Donald Trump hat die USA mit seiner Art Politik zu betreiben und seinen Personalentscheidungen für die nächsten Jahre, wenn nicht Jahrzehnte, geprägt. Auch ein mutmaßlicher Präsident Joe Biden könnte nicht einfach in einem luftleeren politischen Raum seine Reformen durchbringen. Es wäre nicht einfach das Ende der Corona-Pandemie oder der Wirtschaftskrise, wenn Donald Trump tatsächlich abgewählt würde.
DOMRADIO.DE: Sie sind Theologe. Biden wäre der erste katholische US-Präsident seit Kennedy. Aber nur, weil er selber Katholik ist, heißt das ja nicht automatisch, dass er allen katholischen Wählerinnen und Wählern auch sympathisch ist. Oder wie schätzen Sie das ein?
Weiß: Das ist richtig. Seit der Wahl von John F. Kennedy 1960 hat sich einiges getan. Die USA sind zwar, wenn man sich die religionspolitische Landschaft ansieht, von den Katholikinnen und Katholiken insofern geprägt, dass es mit stabilden 20, 21 Prozent die größte geschlossene Kirchengemeinschaft ist. Aber dennoch sind die katholischen Gläubigen auch sehr polarisiert.
Die Art und Weise, wie Joe Biden in der Abtreibungsfrage Politik macht, stößt vielen sauer auf. Er ist ja ein bekennender Anhänger der Pro-Choice-Politik, also der Legalisierung der Abtreibungsmöglichkeit. Auch sehr viele katholische Bischöfe haben im Vorfeld der Wahl signalisiert, dass ein Katholik oder eine katholische Gläubige doch nicht Joe Biden wählen und damit quasi die Legalisierung der Abtreibung unterstützen könnte.
Aber es gibt natürlich im katholischen Spektrum auch Bischöfe, die dagegen argumentiert haben, wie etwa Kardinal Tobin, der gesagt hat, dass Gläubige selbstverständlich auch Joe Biden wählen könnten. Man sieht hier, dass die katholische Kirche auch in den USA sehr umkämpft ist und sehr polarisiert, um nicht zu sagen gespalten ist.
DOMRADIO.DE: Wie wir es ausgehen? Haben Sie eine Prognose?

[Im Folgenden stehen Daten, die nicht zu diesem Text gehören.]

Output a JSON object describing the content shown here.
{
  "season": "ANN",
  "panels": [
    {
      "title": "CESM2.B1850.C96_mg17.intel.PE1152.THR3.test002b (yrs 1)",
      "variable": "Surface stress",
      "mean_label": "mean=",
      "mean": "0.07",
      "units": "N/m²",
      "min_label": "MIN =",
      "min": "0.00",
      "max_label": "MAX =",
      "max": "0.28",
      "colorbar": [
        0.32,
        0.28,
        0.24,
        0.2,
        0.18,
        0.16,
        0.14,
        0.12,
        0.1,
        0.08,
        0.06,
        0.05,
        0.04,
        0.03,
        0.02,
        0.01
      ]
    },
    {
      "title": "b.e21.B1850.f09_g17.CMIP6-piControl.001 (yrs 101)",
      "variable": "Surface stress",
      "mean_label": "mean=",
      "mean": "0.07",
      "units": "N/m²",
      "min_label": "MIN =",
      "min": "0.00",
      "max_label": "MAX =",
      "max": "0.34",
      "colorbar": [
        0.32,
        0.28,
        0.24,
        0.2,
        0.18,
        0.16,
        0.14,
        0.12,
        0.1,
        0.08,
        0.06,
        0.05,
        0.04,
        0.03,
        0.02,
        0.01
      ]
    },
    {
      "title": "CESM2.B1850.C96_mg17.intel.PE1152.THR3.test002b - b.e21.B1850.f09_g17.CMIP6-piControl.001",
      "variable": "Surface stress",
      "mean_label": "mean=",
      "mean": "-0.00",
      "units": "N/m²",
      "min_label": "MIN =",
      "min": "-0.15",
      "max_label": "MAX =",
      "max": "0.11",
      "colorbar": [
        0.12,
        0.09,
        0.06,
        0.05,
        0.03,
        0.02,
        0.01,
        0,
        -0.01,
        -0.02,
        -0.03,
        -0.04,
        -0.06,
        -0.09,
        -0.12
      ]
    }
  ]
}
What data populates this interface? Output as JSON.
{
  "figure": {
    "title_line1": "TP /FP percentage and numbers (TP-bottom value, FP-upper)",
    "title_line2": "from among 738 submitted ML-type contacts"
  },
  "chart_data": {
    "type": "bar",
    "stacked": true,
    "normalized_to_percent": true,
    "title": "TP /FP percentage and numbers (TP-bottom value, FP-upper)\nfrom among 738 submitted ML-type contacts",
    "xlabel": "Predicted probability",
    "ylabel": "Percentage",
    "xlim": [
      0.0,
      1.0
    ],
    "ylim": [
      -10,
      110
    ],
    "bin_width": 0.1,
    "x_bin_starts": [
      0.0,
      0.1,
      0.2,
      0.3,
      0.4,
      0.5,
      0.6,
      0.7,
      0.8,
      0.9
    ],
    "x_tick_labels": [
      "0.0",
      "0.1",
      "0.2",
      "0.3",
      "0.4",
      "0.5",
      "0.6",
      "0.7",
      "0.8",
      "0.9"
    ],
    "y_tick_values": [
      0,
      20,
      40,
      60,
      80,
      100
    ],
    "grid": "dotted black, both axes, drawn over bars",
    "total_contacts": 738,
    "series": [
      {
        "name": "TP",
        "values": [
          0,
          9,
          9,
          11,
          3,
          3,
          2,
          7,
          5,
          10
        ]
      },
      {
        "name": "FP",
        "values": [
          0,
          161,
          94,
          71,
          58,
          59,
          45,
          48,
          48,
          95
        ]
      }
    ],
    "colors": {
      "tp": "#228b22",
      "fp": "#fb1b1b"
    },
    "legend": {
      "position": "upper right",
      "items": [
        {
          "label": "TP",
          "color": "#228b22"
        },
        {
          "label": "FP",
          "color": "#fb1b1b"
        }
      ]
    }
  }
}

Weiß: Zurzeit sieht es doch sehr danach aus, dass Donald Trump sich sehr wichtige Bundesstaaten sichern konnte. Es wird jetzt sehr vieles davon abhängen, ob die Demokraten, die im Mittleren Westen die sogenannte "Blue Wall", also Michigan, Wisconsin und Minnesota, halten können. Es sieht auch sehr viel danach aus.
Ich persönlich glaube, dass es wirklich auf die Auszählung der Stimmen in Pennsylvania ankommt und darauf, wie die Briefwahlstimmen dort gezählt werden.
Das Interview führte Verena Tröster.
Anmerkung der Redaktion: Das Interview mit Andreas Georg Weiß führten wir um 8.10 Uhr mitteleuropäischer Zeit.